初採用のラージヒルで奮闘も風の影響で苦戦
五輪で初めて採用された女子個人ラージヒルは、ノーマルヒルよりも大きな台を飛ぶ危険性や競技人口の少なさから、これまで実施されてこなかった歴史的な種目だ。高梨選手は、女子ジャンプの国際大会がなかった時代を過ごした先輩たちから多くのことを学び、競技のすそ野が広がって実現したこの舞台に臨んだ。
しかし、1回目のジャンプでは強い追い風にはたかれ、114.0メートルで17位と出遅れ。2回目は127.5メートルに伸ばしたものの、K点に0.5メートル届かず、日本勢最下位の16位に終わった。これは五輪での自己ワースト成績であり、「成長した姿を見てもらえるチャンスだったが、それができなくて、すごく悔しい」と悔しさをにじませた。
4年前の試練を乗り越え、混合団体で銅メダルに貢献
高梨選手は4年前の北京五輪では、混合団体でスーツの規定違反による失格という試練に見舞われた。紆余曲折を経てたどり着いた今大会では、その因縁の混合団体で日本初の銅メダル獲得に大きく貢献。一方で、個人戦2種目では2大会ぶりとなる表彰台に立てなかった。

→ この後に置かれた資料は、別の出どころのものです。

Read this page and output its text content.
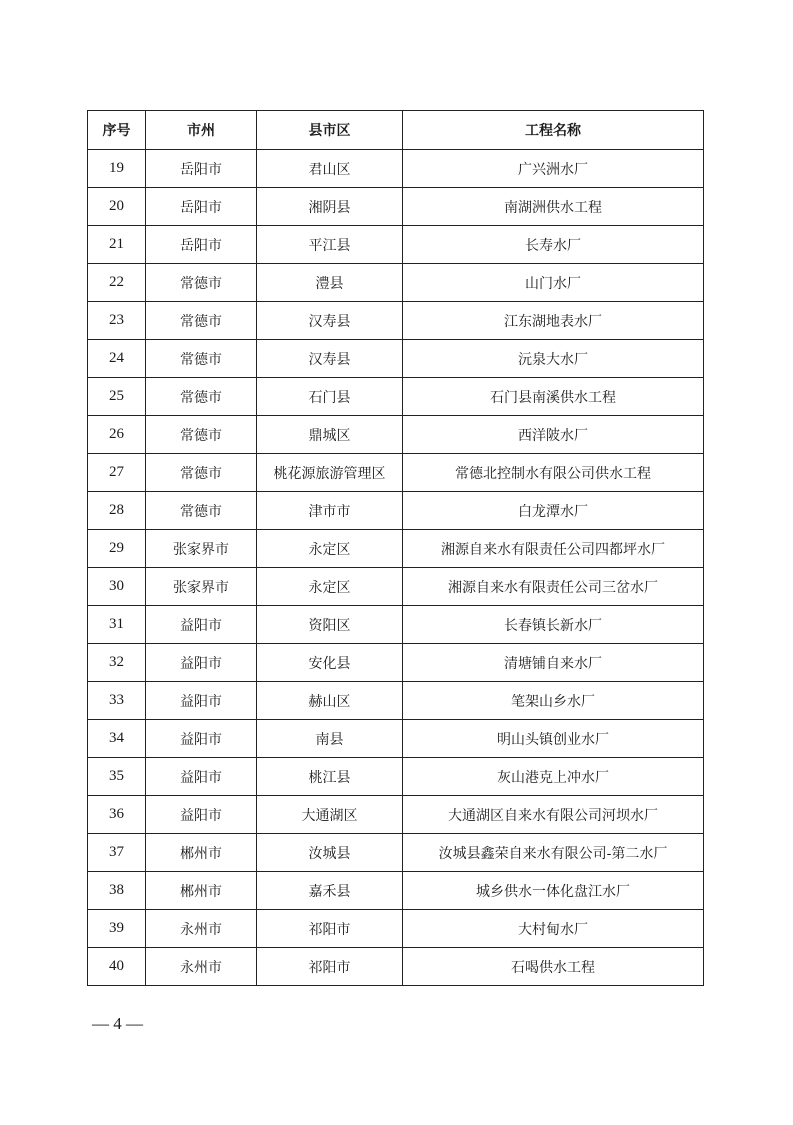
序号	市州	县市区	工程名称
19	岳阳市	君山区	广兴洲水厂
20	岳阳市	湘阴县	南湖洲供水工程
21	岳阳市	平江县	长寿水厂
22	常德市	澧县	山门水厂
23	常德市	汉寿县	江东湖地表水厂
24	常德市	汉寿县	沅泉大水厂
25	常德市	石门县	石门县南溪供水工程
26	常德市	鼎城区	西洋陂水厂
27	常德市	桃花源旅游管理区	常德北控制水有限公司供水工程
28	常德市	津市市	白龙潭水厂
29	张家界市	永定区	湘源自来水有限责任公司四都坪水厂
30	张家界市	永定区	湘源自来水有限责任公司三岔水厂
31	益阳市	资阳区	长春镇长新水厂
32	益阳市	安化县	清塘铺自来水厂
33	益阳市	赫山区	笔架山乡水厂
34	益阳市	南县	明山头镇创业水厂
35	益阳市	桃江县	灰山港克上冲水厂
36	益阳市	大通湖区	大通湖区自来水有限公司河坝水厂
37	郴州市	汝城县	汝城县鑫荣自来水有限公司-第二水厂
38	郴州市	嘉禾县	城乡供水一体化盘江水厂
39	永州市	祁阳市	大村甸水厂
40	永州市	祁阳市	石喝供水工程
— 4 —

「混合団体では自分の能力以上のものが出せた気がする。だからこそ、自分の能力のなさというか、情けなさが……」と消え入るような声で自らを責める場面もあった。しかし、「戻ってこさせてくれてありがとうございます、という気持ちでした」と、支えてくれたファンや仲間、先輩への感謝の念を繰り返し口にした。
日本女子ジャンプの先駆者としての決意
高梨選手は、日本女子ジャンプの先駆者としての役割を強く意識している。かつてのように他を圧倒する「飛べる型」をいかに取り戻すかが今後の課題だ。「もっと強くなって(日本チームの)力になれたらいい」と語り、次へのステップを見据える姿勢を示した。
今大会は、個人でのメダルこそ逃したものの、混合団体での銅メダル獲得を通じてチームに貢献。4年前とは全く違う、感謝に満ちた涙で五輪を締めくくった高梨選手の姿は、多くのファンに感動を与えた。今後のさらなる活躍が期待される。